Ungeachtet dieser Sage ist es traurige Wahrheit, dass Vikar Peter Däne die Juden, die an der Hochzeitsfeier teilgenommen hatten, wider besseren Wissens wegen vermeintlichen Hostienfrevels beim Schweriner Dompropst anzeigte. Es folgten Verhaftungen, Verhöre, Verurteilungen und schließlich die Vertreibung der in der Region lebenden Juden. Mit den Jahren kamen immer mehr Pilger zur Verehrung des Heiligen Blutes nach Sternberg. Für sie wurde an der Südwestseite der Kirche von 1494 bis 1496 die "Kapelle des Heiligen Blutes" - später auch Taufkapelle genannt - angebaut. Zur gleichen Zeit entstand unmittelbar daneben auch die sogenannte Winterkirche. Bis heute finden hier in den kalten Monaten des Jahres Andachten, Gottesdienste oder auch kulturelle Veranstaltungen statt.
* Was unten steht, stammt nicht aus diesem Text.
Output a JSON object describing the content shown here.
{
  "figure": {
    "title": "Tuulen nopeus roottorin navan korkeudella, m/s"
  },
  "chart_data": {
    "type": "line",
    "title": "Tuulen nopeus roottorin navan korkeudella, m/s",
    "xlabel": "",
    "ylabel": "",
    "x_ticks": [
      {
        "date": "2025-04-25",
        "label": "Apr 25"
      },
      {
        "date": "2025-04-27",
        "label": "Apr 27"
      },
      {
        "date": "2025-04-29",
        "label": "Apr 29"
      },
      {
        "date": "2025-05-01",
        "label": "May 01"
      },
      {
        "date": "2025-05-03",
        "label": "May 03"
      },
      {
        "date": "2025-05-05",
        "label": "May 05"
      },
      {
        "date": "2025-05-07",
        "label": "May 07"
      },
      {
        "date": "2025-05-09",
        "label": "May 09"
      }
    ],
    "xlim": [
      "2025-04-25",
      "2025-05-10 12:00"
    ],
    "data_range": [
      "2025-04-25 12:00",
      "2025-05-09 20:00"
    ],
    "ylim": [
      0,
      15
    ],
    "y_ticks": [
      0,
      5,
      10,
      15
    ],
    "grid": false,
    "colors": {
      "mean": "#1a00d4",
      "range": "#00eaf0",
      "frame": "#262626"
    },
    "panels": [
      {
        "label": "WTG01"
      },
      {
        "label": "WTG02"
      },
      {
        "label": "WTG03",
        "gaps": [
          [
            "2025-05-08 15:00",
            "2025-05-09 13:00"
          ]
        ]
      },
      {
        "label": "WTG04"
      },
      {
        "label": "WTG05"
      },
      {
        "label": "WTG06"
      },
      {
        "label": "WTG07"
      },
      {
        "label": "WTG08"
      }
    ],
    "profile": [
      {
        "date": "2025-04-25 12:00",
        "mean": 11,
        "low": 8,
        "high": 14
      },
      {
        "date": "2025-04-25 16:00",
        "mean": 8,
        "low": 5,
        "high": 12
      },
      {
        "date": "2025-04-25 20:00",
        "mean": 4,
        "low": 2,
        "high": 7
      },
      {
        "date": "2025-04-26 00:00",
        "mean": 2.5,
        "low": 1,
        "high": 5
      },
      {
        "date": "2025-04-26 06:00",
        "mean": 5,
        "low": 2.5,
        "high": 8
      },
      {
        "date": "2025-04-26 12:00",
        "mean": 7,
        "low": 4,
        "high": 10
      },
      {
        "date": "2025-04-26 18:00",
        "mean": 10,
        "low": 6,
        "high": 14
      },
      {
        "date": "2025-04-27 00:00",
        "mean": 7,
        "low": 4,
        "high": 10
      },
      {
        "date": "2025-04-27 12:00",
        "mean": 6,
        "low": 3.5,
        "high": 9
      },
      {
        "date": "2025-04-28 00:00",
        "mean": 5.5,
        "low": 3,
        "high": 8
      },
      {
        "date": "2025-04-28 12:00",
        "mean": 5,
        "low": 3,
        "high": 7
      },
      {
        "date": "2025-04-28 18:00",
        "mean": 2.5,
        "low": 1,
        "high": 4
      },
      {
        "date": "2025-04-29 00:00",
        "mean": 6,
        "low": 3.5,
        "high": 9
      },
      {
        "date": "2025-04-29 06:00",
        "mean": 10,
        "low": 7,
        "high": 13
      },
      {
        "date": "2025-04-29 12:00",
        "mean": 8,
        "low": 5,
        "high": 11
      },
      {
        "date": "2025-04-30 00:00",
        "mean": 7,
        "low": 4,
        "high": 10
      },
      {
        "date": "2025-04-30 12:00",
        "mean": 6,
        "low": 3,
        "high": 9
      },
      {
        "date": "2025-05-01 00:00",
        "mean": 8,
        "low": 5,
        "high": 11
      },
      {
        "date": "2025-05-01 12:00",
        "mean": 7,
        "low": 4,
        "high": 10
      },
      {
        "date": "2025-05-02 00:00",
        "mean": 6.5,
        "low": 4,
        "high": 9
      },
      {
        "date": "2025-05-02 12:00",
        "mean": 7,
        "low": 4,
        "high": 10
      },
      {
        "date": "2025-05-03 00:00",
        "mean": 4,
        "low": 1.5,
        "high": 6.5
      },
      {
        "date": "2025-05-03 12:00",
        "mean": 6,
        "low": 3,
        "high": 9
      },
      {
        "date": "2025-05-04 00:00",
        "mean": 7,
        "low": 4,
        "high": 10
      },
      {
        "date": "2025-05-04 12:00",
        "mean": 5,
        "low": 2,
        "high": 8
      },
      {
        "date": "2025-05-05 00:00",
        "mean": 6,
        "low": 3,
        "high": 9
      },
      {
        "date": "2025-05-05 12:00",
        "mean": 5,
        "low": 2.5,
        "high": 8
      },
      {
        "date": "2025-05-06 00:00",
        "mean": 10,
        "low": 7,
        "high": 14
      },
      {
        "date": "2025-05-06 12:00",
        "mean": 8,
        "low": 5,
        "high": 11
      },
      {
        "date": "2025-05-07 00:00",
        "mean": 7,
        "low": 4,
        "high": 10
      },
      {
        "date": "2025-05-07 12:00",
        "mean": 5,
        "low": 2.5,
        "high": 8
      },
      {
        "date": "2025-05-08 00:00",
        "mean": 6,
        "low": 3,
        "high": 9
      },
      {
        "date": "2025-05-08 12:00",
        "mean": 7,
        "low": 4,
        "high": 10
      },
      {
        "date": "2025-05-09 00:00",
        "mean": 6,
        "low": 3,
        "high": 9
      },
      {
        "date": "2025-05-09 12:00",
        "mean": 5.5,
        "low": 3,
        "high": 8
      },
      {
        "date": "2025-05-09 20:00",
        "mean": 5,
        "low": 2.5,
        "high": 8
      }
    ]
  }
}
Der St. Georgsaltar — ein geschnitztes Tryptichon — stammt etwa aus dem Jahr 4500 und zeigt den Heiligen Georg, wie er den Drachen tötet und weitere Heilige. Altar und Kanzel stammen aus der St. Jürgen-Kapelle, die 1904 abgerissen wurde.

 

Die durch Folter erpressten Geständnisse des Hostienfrevels — die Urgicht - wurden als Inschrift in eine Brettertafel gearbeitet. Diese hat heute einen Platz des Gedenkens in unmittelbarer Nähe der "Kapelle des Heiligen Blutes".

 

Annahme der Reformation in Mecklenburg:

 

Bis zum Jahre 1913 fand die Eröffnung der mecklenburgischen Landtage alle zwei Jahre in Sternberg statt. Unweit von Sternberg, an der Sagsdorfer Brücke, beschloss der Landtag am 20. Juni 1549 die Annahme der Reformation für ganz Mecklenburg. Dieses historische Ereignis hielten Künstler in einem großen Fresco im Eingangsbereich der Kirche bildlich fest.

 

Aber warum trägt die Kirche zwei Namen? Eingeweihte erklären es so: Als St. Maria ist sie bekannt und St. Nikolaus hat in der Region immer schon große Bedeutung gehabt! Aber damit nicht genug: Zur Erinnerung an den Landtag des Jahres 1549 erhielt die Kirche den Ehrennamen "Reformationsgedächtniskirche".